Encore une affaire de trafiquant de carburant. Après l’affaire des doubles réservoirs des camions maliens pour trafic de carburant et le blocus du frontière sénégalo-malienne suite à la découverte de cette fraude, voilà une histoire qui risque de faire remonter la tension. Le préfet de Pikine qui a effectué une descente inopinée, hier, au garage malien de Mbao a démantelé un réseau de trafiquant de carburant. Selon Pape Demba Diallo, les trafiquants y avaient même construit des tanks pour écouler leurs produits. « On était venu ce matin (hier), avec les auxiliaires de la protection civile pour voir les conditions dans lesquelles ces camionneurs sont. On a fait le tour, on a vu et remarqué beaucoup de choses notamment un trafic illicite de carburant. Il y a les bidons qui ont été saisis, ils sont dans les véhicules », informe le préfet.

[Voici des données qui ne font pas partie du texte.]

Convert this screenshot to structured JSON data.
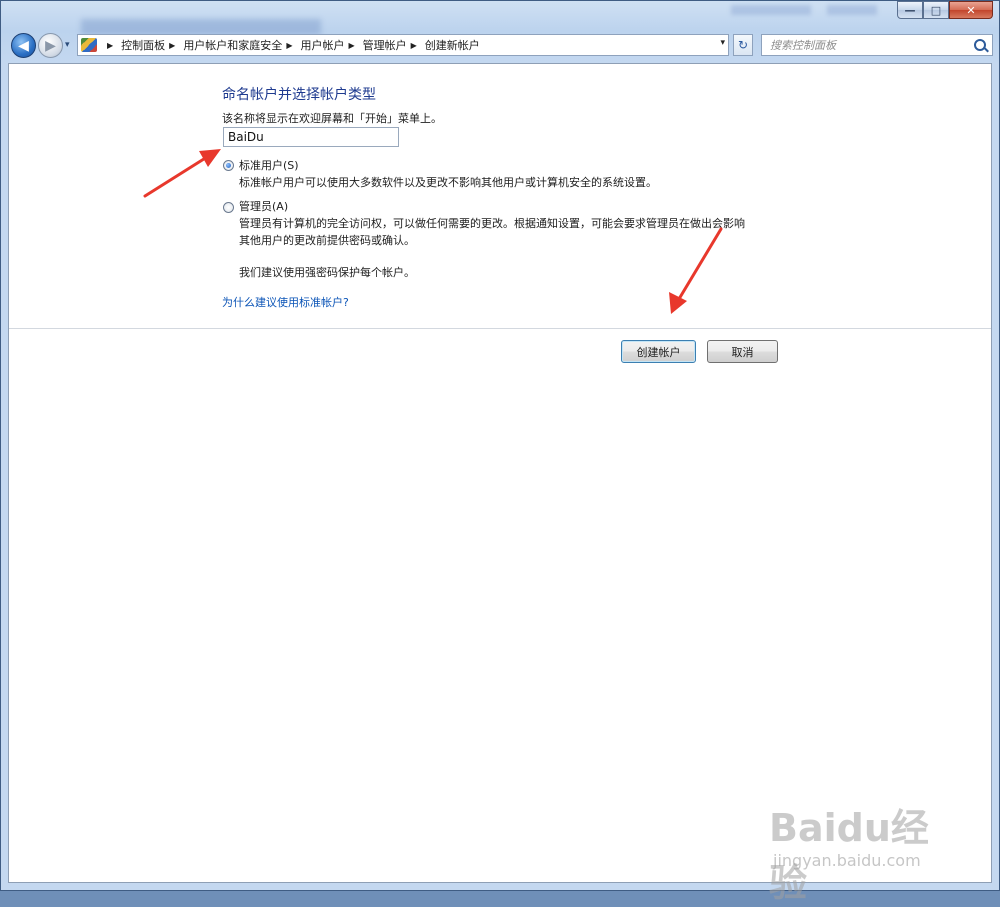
{
  "window": {
    "minimize_glyph": "—",
    "maximize_glyph": "□",
    "close_glyph": "✕"
  },
  "navigation": {
    "back_glyph": "◀",
    "forward_glyph": "▶",
    "history_glyph": "▾",
    "breadcrumbs": [
      "控制面板",
      "用户帐户和家庭安全",
      "用户帐户",
      "管理帐户",
      "创建新帐户"
    ],
    "address_dropdown_glyph": "▾",
    "refresh_glyph": "↻",
    "search_placeholder": "搜索控制面板"
  },
  "form": {
    "heading": "命名帐户并选择帐户类型",
    "prompt": "该名称将显示在欢迎屏幕和「开始」菜单上。",
    "name_value": "BaiDu",
    "options": [
      {
        "label": "标准用户(S)",
        "checked": true,
        "description": [
          "标准帐户用户可以使用大多数软件以及更改不影响其他用户或计算机安全的系统设置。"
        ]
      },
      {
        "label": "管理员(A)",
        "checked": false,
        "description": [
          "管理员有计算机的完全访问权，可以做任何需要的更改。根据通知设置，可能会要求管理员在做出会影响",
          "其他用户的更改前提供密码或确认。",
          "",
          "我们建议使用强密码保护每个帐户。"
        ]
      }
    ],
    "help_link": "为什么建议使用标准帐户?",
    "create_button": "创建帐户",
    "cancel_button": "取消"
  },
  "watermark": {
    "logo_text": "Baidu经验",
    "url": "jingyan.baidu.com"
  },
  "colors": {
    "heading": "#1e3a8f",
    "link": "#0c55b7",
    "annotation_arrow": "#e8382c"
  }
}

Pour M. Diallo qui a déploré la façon irrégulière dont le carburant est stocké, le liquide inflammable doit être venu de Mali. « On a saisi 134 bidons de 20 litres et aussi de la boisson alcoolisée parce que quelque part, il y a un bar clandestin qui a été visité. Le carburant est stocké dans des bidons comme ça, ce n’est pas fait suivant la réglementation, c’est pourquoi on a décidé de le saisir », a ajouté le préfet avant de révéler : « Ils sont en train de construire des tanks pour amener le carburant. Si on sait que le carburant coûte moins cher au Mali, ils amènent le carburant du Mali vers le Sénégal et l’écoulent ici, d’où nécessairement une perte pour l’économie du « Sénégal) ».

Lors de la descente du préfet Pape Demba Diallo au garage malien de Mbao, il faut retenir que le préfet n’a pas seulement découvert un réseau de trafiquants de carburant. Il a aussi trouvé sur place, un bar et des chambres de passe. Selon M Diallo, au niveau des salles de cinéma, ils ont saisi le matériel qui était là-bas composé de postes téléviseurs, de décodeurs, de vidéos. « Ce sont des salles de cinéma dans des habitats précaires. Il y a aussi l’existence de chambres de passe qui favorise ou entretient la prostitution clandestine, c’est pourquoi nous sommes venus le jour, mais sûrement nous allons revenir la nuit pour voir ce qui s’y passe », a souligné M. Diallo qui a informé qu’ils étaient là pour une première visite, mais qui ne serait pas la dernière. « Notre souhait, c’est d’assainir le secteur. Il y aura une visite nocturne avec les auxiliaires de protection civile pour nous rendre compte de ces pratiques délictuelles », annonce-t-il.